Gunnison County is trying to help with legal aid and quality-of-life issues. The county is so squeezed for affordable housing that many service jobs are going unfilled. Businesses in the county are having to cut back hours and services. Most of the residents of the park are working. If they are displaced, the area could lose hundreds of carpenters, maids, grocery-store workers, kitchen helpers, clerks and waitresses.
Gunnison County Commissioner Liz Smith said the park is vitally important to Gunnison County because affordable housing is “virtually nonexistent” in the county. She said she worries that homes for hundreds of workers could be lost through the sale of the mobile home park and the large rent hike.
Smith has been meeting weekly with residents to look for solutions. The county last week delivered a 600-gallon tank of potable water to the park to help residents who are going without water. In the past week, some residents had no water for an entire week. In another part of the park, the water was out for two days.

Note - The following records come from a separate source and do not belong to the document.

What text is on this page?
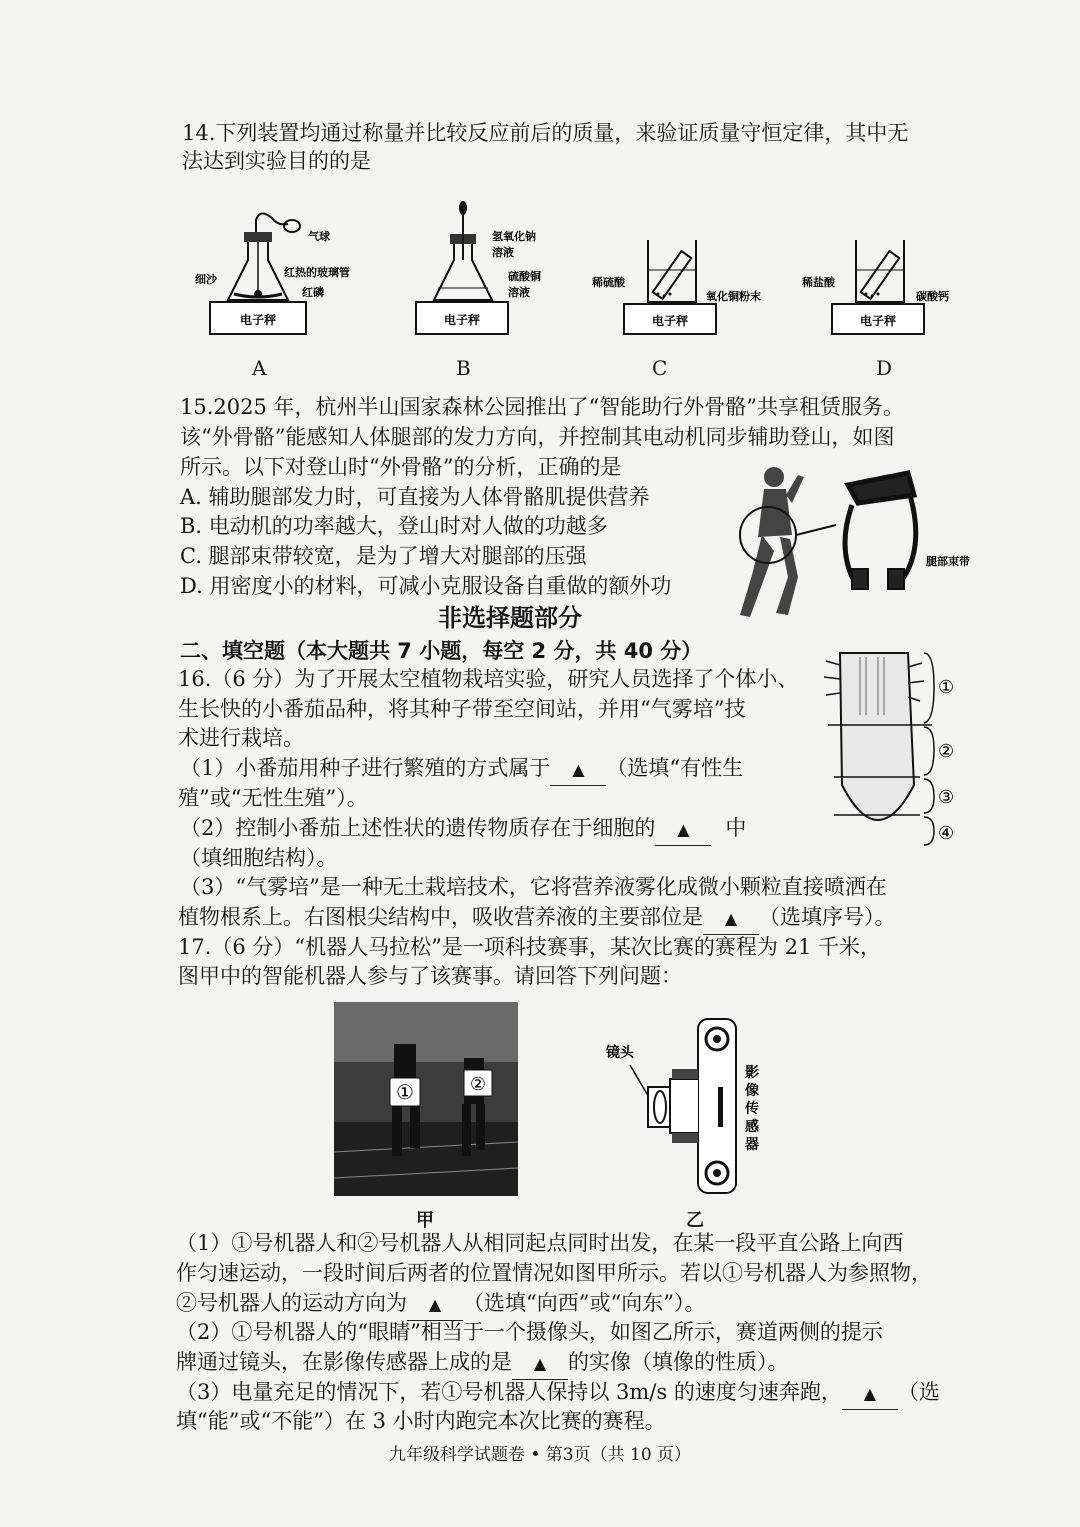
14.下列装置均通过称量并比较反应前后的质量，来验证质量守恒定律，其中无
法达到实验目的的是
电子秤
气球
细沙
红热的玻璃管
红磷
电子秤
氢氧化钠
溶液
硫酸铜
溶液
电子秤
稀硫酸
氧化铜粉末
电子秤
稀盐酸
碳酸钙
A	B	C	D
15.2025 年，杭州半山国家森林公园推出了“智能助行外骨骼”共享租赁服务。
该“外骨骼”能感知人体腿部的发力方向，并控制其电动机同步辅助登山，如图
所示。以下对登山时“外骨骼”的分析，正确的是
A. 辅助腿部发力时，可直接为人体骨骼肌提供营养
B. 电动机的功率越大，登山时对人做的功越多
C. 腿部束带较宽，是为了增大对腿部的压强
D. 用密度小的材料，可减小克服设备自重做的额外功
腿部束带
非选择题部分
二、填空题（本大题共 7 小题，每空 2 分，共 40 分）
16.（6 分）为了开展太空植物栽培实验，研究人员选择了个体小、
生长快的小番茄品种，将其种子带至空间站，并用“气雾培”技
术进行栽培。
（1）小番茄用种子进行繁殖的方式属于 ▲ （选填“有性生
殖”或“无性生殖”）。
（2）控制小番茄上述性状的遗传物质存在于细胞的 ▲ 中
（填细胞结构）。
（3）“气雾培”是一种无土栽培技术，它将营养液雾化成微小颗粒直接喷洒在
植物根系上。右图根尖结构中，吸收营养液的主要部位是 ▲ （选填序号）。
①
②
③
④
17.（6 分）“机器人马拉松”是一项科技赛事，某次比赛的赛程为 21 千米，
图甲中的智能机器人参与了该赛事。请回答下列问题：
①	②
镜头
影
像
传
感
器
甲	乙
（1）①号机器人和②号机器人从相同起点同时出发，在某一段平直公路上向西
作匀速运动，一段时间后两者的位置情况如图甲所示。若以①号机器人为参照物，
②号机器人的运动方向为 ▲ （选填“向西”或“向东”）。
（2）①号机器人的“眼睛”相当于一个摄像头，如图乙所示，赛道两侧的提示
牌通过镜头，在影像传感器上成的是 ▲ 的实像（填像的性质）。
（3）电量充足的情况下，若①号机器人保持以 3m/s 的速度匀速奔跑， ▲ （选
填“能”或“不能”）在 3 小时内跑完本次比赛的赛程。
九年级科学试题卷 • 第3页（共 10 页）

The county has contacted the Colorado Department of Public Health and Environment about the water problems because the new owner has not been responding. The tightened laws that go into effect this fall will require park owners or managers to repair utilities. A time frame for those repairs will be set forth during the rule-making process for the park act updates.
William Edwards, a Gunnison attorney who is working in concert with the Colorado Poverty Law Project, a nonprofit dedicated to preventing homelessness, filed the lawsuit Thursday on residents’ behalf demanding that the new owner not be allowed to raise rents until obligations to park residents are fulfilled. That includes providing a reliable source of drinking water.
At the same time, Campbell said residents are documenting every problem in the park. They have started a spreadsheet that any resident can contribute to. They are also having weekly meetings to discuss their responses to problems. She is making almost daily calls to Romero.
While all this plays out, the residents are worrying, and so are officials who know how important they — and their housing — are to Gunnison County.
“I think people are raising their eyebrows over how much the rent increased. Is that to cover costs or to squeeze people out?” Smith said. “I can only speculate on that.”
That is also all Campbell can do.
“My personal opinion is that he (Romero) is just trying to push all of us out of the park and put up condos,” she said.
Esqueda said this unknown future hanging over Ski Town Village is hard on everyone.
“We just want these people to be able to live in a place they have called home for so long,” he said.